Process CCD Notebook #34

kadrlica · 2018-05-16T04:47:16Z

This is mostly my attempt to run processEImage.py on the twinkles data. It has ended up not being as easy as I hoped.

The text was updated successfully, but these errors were encountered:

drphilmarshall · 2018-05-16T18:35:14Z

"It has ended up not being as easy as I hoped."

First contender for Stack Club tagline? :-)

Do you want to submit a PR and use it to point out some sticking points? Might be good for all of us watching to appreciate the challenges. Thanks for taking a crack at this!

kadrlica · 2018-05-16T19:03:15Z

Current version of the notebook can be found here but not sure if it's ready for a PR. The notebook is not fully functional, and the github PR interface shows changes to the json, which I don't find especially enlightening (though maybe I'm missing something?).

Some of the sticking points:

processEimage.py currently relies on Python2, but the stack versions on jupyterlab are all python3. I've created my own version of processEimage.py that updates the python version and it appears to work, but cannot be distributed with the notebook. In the notebook I directly interface with ProcessEimageTask API, but this is clunky.
Use of old-style reference catalogs astrometry_net_data which are not installed in current versions of the stack (UNRESOLVED)
Larger memory use than can be supported in a tiny jupyterlab instance (this can be solved by choosing medium)
My general opinion is that running something that takes several minutes to complete doesn't seem optimal for the notebook format.
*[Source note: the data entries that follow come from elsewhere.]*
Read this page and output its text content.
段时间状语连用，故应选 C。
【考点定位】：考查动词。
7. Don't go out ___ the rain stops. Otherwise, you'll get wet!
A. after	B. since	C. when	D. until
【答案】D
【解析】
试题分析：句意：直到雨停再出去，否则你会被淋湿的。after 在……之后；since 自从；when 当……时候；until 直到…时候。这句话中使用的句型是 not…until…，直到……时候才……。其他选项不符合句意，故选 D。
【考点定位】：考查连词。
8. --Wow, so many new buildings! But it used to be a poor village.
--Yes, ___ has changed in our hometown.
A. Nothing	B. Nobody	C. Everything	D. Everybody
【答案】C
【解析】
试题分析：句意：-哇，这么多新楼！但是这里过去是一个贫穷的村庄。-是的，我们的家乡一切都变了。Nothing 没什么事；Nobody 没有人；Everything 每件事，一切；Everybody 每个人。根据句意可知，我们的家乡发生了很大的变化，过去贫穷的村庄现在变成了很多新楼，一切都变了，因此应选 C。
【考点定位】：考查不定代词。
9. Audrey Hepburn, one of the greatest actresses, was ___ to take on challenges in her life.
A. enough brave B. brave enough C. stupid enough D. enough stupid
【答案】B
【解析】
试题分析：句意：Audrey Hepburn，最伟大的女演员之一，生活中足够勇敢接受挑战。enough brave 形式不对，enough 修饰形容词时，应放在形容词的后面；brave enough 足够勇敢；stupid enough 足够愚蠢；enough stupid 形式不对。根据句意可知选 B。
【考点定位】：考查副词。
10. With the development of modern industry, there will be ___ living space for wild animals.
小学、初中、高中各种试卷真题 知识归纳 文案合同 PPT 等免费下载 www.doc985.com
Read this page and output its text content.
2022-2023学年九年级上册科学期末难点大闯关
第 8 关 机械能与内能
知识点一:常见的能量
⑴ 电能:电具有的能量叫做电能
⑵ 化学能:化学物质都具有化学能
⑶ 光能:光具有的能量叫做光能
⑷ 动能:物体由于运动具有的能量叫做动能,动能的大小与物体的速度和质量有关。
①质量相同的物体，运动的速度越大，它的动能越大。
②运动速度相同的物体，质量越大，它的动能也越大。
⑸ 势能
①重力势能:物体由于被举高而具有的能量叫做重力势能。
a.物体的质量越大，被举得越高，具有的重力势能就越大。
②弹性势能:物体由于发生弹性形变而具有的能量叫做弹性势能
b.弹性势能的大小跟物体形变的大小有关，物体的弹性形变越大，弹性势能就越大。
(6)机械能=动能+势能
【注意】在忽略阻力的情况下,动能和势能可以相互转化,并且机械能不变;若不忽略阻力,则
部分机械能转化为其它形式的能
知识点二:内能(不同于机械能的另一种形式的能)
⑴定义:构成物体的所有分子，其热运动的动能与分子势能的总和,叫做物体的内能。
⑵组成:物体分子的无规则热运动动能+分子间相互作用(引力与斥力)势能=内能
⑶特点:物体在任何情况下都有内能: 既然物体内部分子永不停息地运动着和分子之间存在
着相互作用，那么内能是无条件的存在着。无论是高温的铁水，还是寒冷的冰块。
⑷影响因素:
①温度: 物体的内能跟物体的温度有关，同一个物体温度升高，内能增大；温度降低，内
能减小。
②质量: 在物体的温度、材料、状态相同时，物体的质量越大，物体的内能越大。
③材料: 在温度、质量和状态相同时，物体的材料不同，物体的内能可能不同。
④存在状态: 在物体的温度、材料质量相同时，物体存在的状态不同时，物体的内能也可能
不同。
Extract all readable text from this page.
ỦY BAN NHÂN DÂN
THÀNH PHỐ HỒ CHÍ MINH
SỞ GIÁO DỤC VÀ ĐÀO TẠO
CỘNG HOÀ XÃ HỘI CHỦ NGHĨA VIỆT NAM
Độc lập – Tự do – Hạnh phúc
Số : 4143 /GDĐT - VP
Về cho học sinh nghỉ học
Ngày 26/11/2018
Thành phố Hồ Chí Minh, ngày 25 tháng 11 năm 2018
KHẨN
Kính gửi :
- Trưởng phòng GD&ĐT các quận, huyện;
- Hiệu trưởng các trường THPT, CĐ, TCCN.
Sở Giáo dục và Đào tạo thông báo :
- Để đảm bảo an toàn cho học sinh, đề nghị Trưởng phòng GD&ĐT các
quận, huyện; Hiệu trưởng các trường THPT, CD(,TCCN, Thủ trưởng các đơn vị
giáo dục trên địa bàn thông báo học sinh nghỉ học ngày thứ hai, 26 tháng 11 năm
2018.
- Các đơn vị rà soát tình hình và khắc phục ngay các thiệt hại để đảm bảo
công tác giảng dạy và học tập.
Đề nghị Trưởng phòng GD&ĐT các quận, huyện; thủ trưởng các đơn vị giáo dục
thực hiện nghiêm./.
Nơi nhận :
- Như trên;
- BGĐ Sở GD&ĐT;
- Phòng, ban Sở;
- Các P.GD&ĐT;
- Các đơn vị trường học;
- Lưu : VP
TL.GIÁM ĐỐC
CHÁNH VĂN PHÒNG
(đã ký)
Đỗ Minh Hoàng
drphilmarshall · 2018-05-16T19:32:14Z

Thanks Alex.

processEimage.py relying on python 2 sounds like a bad sign: it could be falling behind the stack, perhaps through dis-use. Is processCCD.py itself python 3-compatible? If so, shelving the processEimage.py part of the tutorial and using a different (and raw) test image might be the way to go, I guess. Would that solve the reference catalog problem as well?
The memory issue looks serious. Suppose we insist on being able to run processCCD.py from a tutorial notebook, @SimonKrughoff - what would the implications be for the NCSA accounts? Is medium an allowable option for Stack Club members?

A couple of minutes runtime is awkwardly long for a live run through in front of an audience - but for a notebook that you work through at home I think it's fine (as long as the text tells you that you'll need to wait!). The other thing we could do is have on hand the results of a pre-baked run - which could be helpful for comparing results, but would also enable the user to skip the time-consuming part and get to the later section where the results of the task are displayed and explained.

Regarding PR threads for notebooks: I agree it's not ideal that we can only make line comments on the raw notebook code, but the PR thread does at least provide a "view" button where you can see the rendered notebook (so it saves you pasting links to the file in the branch). And then of course it enables the usual code review conversation in place, as well as tracking all the contributions made. I'd say that notebook was ready for PR no problem - you should just flag it as not yet ready to merge, in the initial comment. (Personally I like the workflow where you make the PR as soon as the dev branch is made in the base repo - so that that branch has an explanation for its existence.)

kadrlica · 2018-05-16T21:36:15Z

As far as I know, the twinkles and HSC data sets are the best curated. My personal thinking was that it was better to use simulated LSST images than real data from HSC. If we use the HSC dataset we should be able to follow the v15.0 tutorial line for line, but I'm not sure we want to do that.

The python3 compatibility is a one-line change to the shebang. I've already submitted an issue on this here. We also might be able to get away with something smaller than medium but I haven't checked.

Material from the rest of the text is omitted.